As Jason Wright documented in his comprehensive November 2025 rebuttal addressing all of Avi Loeb's claimed anomalies: "For every way 3I/ATLAS is acting anomalous, there are at least a dozen ways it's acting exactly like a comet." The peer-reviewed evidence — rotating jets, water-ice sublimation, CO₂-dominated outgassing, dust coma, anti-tail, post-perihelion eruptions — all point to a natural interstellar comet.
By late January 2026, even Loeb himself conceded that 3I/ATLAS is "most likely natural," though he continues to maintain his list of unusual characteristics warrants further study.
UNC Asheville's astronomy department summarized it plainly: "There is no serious scientific consideration that comet 3I/ATLAS could be anything other than a natural object."
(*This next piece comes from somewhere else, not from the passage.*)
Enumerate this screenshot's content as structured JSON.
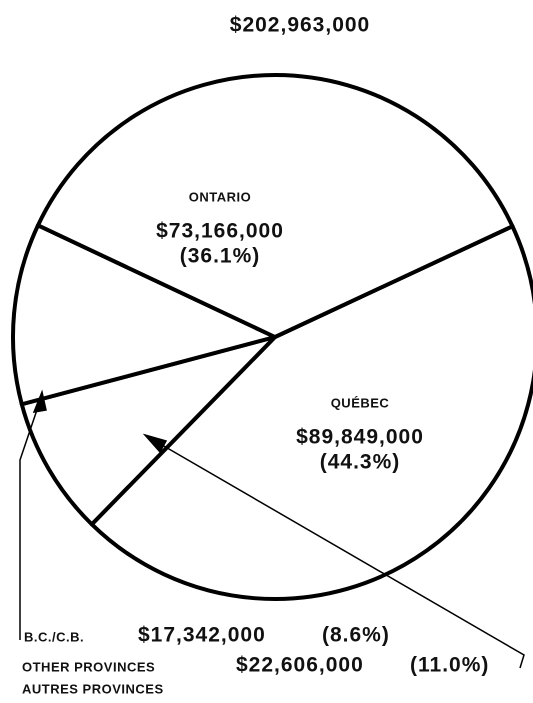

What makes 3I/ATLAS genuinely extraordinary needs no embellishment. It is only the third confirmed interstellar object ever detected, and the most scientifically productive. Its CO₂-dominated composition, methane detection, post-perihelion eruptions, and complex jet structure are each individually remarkable findings. The fleet of 12+ spacecraft that observed it — including Europa Clipper's ultraviolet observations during solar conjunction — represents an unprecedented multi-wavelength campaign.
The real images are fascinating enough. The fakes only get in the way.